Per il 2025, i documenti della riunione mostrano 116 interventi nella zona L’Étang-Salé e 117 interventi nella zona Saint-Leu. Quasi 300 utenti sono stati monitorati in ciascuno dei giorni di intervento. Inoltre, ci sono state 110 operazioni di assistenza e soccorso. Il 9 agosto è stato dimostrato come una pattuglia reagisce a un evento avvistamento di squalo: dopo un evento segnalazione di uno squalo leuca a Étang-Salé, lo spot per surfisti è stato evacuato per precauzione; nessuno è rimasto ferito.

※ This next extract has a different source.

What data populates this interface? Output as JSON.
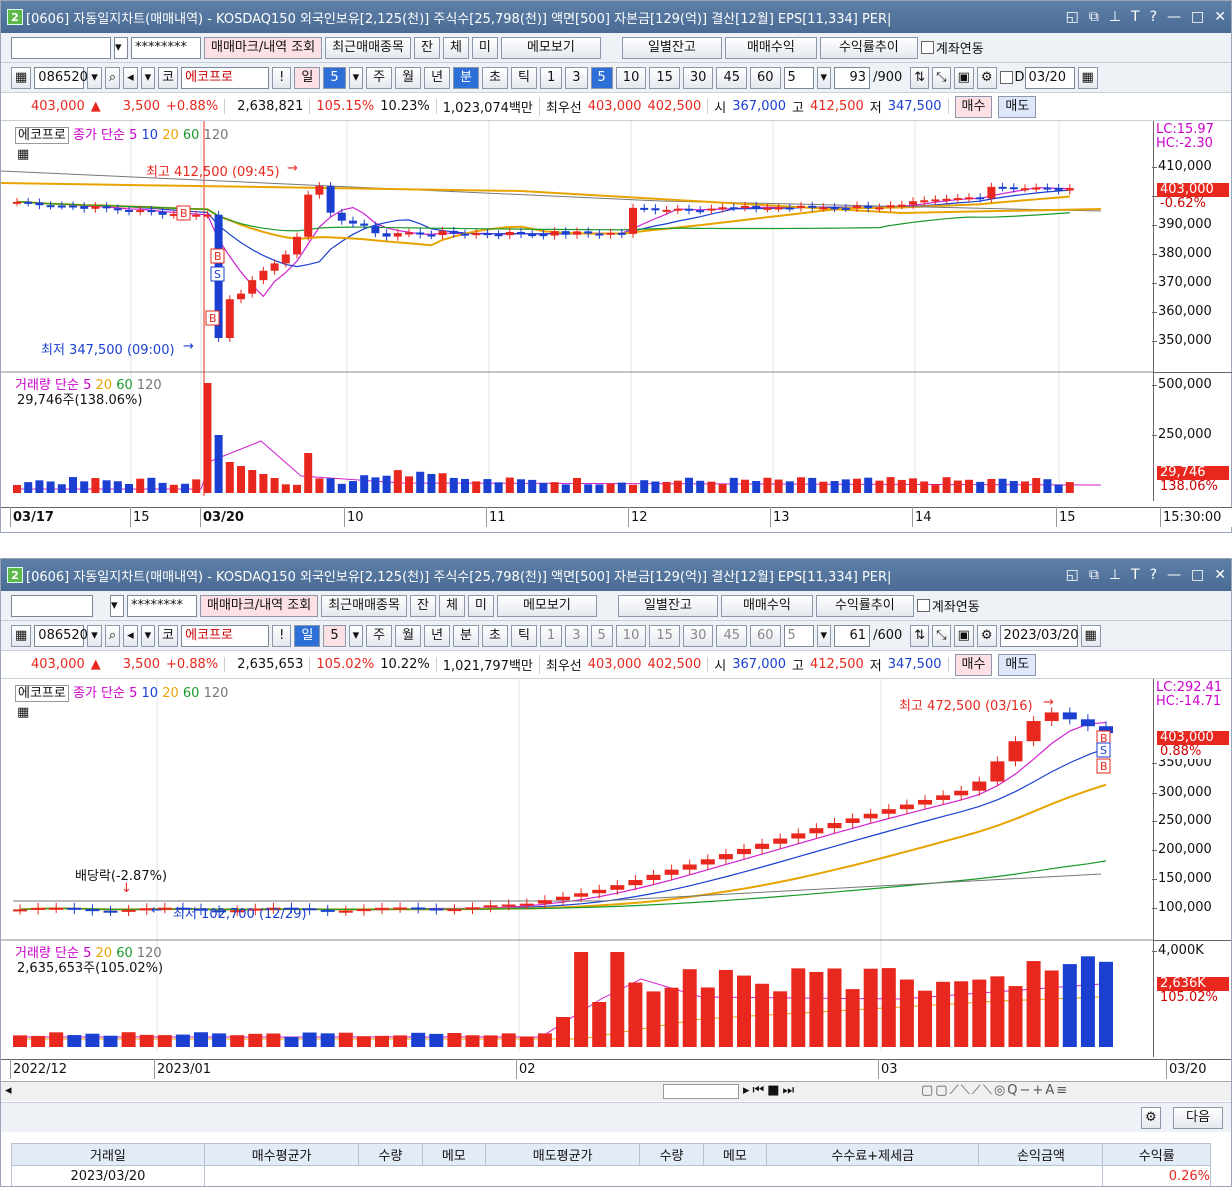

Due compiti diversi sotto un unico obiettivo di sicurezza
I due programmi non devono essere confusi. Il programma RESSAC opera direttamente sulla costa, fornendo monitoraggio, avvisi, assistenza e soccorso. Il programma Centre Sécurité Requin combina misure di gestione del rischio squali e ricerca, tra cui, ad oggi, la pesca preventiva. Insieme, i programmi costituiscono diversi livelli della strategia di sicurezza sulle coste occidentali e meridionali dell’isola (l’Oceano Indiano).

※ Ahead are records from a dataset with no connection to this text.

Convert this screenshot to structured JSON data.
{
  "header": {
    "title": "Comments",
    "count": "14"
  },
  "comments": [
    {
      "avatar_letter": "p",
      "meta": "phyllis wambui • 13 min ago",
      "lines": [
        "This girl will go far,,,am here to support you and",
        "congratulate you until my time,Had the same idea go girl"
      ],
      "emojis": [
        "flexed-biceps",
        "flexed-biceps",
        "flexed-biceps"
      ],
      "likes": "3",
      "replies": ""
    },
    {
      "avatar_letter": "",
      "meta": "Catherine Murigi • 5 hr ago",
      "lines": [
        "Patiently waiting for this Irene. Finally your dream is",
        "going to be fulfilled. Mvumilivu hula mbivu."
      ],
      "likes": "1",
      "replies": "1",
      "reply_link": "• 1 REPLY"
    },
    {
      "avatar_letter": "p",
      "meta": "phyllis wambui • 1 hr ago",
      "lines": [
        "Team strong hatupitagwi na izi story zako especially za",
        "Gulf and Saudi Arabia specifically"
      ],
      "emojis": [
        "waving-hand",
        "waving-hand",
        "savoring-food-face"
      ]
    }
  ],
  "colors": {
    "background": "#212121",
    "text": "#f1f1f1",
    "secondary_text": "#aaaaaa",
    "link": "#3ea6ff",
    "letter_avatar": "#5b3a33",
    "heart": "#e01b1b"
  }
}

La decisione garantisce la sostenibilità finanziaria di questa struttura per il 2026, ma non risponde ancora alla questione strategica più controversa. Resta da vedere se e in quale forma la pesca preventiva continuerà dopo la consultazione annunciata con il governo. Fondamentalmente, il dibattito futuro dipenderà dalla trasparenza dei dati relativi alle catture, alle specie, ai risultati della ricerca, all’efficacia e alle conseguenze ecologiche.